Exosomes are membranous extracellular vesicles with a size of 30-150 nm that are secreted by almost all cell types. They were originally thought to be cellular waste products, but have since been shown to play an essential role in intercellular communication . They transport proteins, lipids and RNA and regulate numerous physiological processes, including immune responses, tissue regeneration and metabolic regulation.
Due to their versatile functions, exosomes are increasingly becoming the focus of biomedical research, particularly with regard to their potential application in regenerative medicine, diagnostics and targeted drug delivery, including in dietary supplements.
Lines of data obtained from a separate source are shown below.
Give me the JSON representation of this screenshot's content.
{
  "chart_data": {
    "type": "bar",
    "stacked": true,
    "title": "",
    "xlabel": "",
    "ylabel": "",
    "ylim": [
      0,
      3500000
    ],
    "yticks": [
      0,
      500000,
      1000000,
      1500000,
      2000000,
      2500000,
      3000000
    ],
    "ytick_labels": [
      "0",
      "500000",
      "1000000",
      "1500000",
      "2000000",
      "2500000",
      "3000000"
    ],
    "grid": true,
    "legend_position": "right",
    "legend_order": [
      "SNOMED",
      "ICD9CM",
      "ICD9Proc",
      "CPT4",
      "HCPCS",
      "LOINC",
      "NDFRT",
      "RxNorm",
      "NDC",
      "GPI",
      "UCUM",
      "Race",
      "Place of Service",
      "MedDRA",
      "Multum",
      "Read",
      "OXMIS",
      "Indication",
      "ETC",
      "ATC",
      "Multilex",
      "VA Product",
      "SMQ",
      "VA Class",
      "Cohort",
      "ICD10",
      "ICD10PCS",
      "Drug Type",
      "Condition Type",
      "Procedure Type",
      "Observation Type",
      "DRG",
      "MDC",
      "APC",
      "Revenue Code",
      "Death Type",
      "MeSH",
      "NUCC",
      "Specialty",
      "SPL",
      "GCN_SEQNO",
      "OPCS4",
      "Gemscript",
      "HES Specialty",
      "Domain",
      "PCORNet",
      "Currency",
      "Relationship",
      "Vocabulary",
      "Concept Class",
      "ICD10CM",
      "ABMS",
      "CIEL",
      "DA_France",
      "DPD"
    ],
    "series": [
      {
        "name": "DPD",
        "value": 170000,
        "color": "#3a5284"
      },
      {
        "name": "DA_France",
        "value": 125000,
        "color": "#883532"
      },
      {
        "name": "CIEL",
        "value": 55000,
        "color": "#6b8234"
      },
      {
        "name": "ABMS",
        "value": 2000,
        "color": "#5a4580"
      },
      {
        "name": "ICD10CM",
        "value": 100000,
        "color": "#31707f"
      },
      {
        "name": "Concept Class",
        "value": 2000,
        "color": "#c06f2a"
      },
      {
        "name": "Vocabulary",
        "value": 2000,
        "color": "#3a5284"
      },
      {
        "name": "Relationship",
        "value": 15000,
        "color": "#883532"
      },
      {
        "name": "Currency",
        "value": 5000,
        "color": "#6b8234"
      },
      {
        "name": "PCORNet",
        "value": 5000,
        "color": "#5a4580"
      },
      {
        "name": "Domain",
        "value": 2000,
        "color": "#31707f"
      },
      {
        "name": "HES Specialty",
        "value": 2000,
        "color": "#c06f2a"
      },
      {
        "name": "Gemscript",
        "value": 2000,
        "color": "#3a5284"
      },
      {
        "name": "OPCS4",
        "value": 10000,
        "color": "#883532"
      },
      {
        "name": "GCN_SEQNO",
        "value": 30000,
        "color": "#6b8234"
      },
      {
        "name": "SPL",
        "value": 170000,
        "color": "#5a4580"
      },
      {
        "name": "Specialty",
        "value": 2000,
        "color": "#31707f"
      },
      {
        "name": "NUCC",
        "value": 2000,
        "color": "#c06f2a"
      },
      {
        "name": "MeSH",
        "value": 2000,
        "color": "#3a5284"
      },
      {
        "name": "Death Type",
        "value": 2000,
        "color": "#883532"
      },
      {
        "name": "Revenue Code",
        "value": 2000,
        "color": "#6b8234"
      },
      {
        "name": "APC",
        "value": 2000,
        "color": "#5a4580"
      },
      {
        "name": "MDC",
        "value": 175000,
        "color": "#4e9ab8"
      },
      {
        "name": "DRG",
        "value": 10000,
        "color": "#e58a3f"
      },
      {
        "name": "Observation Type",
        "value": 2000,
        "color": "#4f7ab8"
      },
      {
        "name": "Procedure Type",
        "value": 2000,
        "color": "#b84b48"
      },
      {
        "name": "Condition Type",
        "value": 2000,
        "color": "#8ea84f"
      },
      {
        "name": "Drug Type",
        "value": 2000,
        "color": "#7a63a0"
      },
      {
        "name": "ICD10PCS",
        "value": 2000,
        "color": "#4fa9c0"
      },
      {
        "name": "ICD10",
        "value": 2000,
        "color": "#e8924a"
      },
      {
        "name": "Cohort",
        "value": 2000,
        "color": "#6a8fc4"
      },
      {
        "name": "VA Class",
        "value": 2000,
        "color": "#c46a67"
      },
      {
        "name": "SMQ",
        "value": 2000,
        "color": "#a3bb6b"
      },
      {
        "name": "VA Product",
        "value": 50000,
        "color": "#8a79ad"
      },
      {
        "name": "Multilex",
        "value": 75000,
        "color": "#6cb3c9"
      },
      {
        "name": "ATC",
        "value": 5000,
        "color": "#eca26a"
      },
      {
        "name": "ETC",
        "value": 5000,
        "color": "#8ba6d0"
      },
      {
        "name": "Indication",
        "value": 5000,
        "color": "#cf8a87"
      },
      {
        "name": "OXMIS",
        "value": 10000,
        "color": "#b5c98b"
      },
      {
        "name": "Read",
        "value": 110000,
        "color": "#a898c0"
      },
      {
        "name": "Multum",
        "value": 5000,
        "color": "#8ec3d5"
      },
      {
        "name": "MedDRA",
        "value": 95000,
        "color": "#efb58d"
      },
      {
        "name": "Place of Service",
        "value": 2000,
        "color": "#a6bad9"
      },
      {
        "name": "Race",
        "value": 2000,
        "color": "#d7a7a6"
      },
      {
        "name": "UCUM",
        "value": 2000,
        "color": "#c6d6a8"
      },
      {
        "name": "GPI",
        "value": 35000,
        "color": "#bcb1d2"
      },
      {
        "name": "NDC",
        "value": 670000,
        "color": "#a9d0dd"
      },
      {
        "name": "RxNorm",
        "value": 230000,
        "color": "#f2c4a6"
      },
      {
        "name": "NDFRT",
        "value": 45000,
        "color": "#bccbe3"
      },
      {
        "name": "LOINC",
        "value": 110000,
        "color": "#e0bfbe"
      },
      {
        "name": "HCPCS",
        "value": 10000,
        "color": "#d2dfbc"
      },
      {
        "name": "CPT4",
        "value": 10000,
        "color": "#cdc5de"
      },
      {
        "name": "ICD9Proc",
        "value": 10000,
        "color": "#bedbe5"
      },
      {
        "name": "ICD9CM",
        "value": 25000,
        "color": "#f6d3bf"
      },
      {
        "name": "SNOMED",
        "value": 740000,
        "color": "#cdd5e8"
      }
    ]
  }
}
In this article, we look at how exosomes work and take a closer look at their opportunities and possibilities.
Biogenesis and function of exosomes
Exosomes are formed within the cell via a specific sequence of intracellular processes:
Formation of multivesicular endosomes (MVEs)
In our cells there are small "factories" called endosomes. Even smaller "packets" called exosomes are produced in these endosomes. You can imagine it like when you squeeze an air bubble and a new, small bubble is created inside.
There are two ways in which these exosomes are formed:
- With the help of a "sorting team": a complex system of proteins called ESCRT helps to shape the exosomes neatly.
- In another, as yet unknown way: There are also mechanisms that work independently of ESCRT - but these are not yet fully understood.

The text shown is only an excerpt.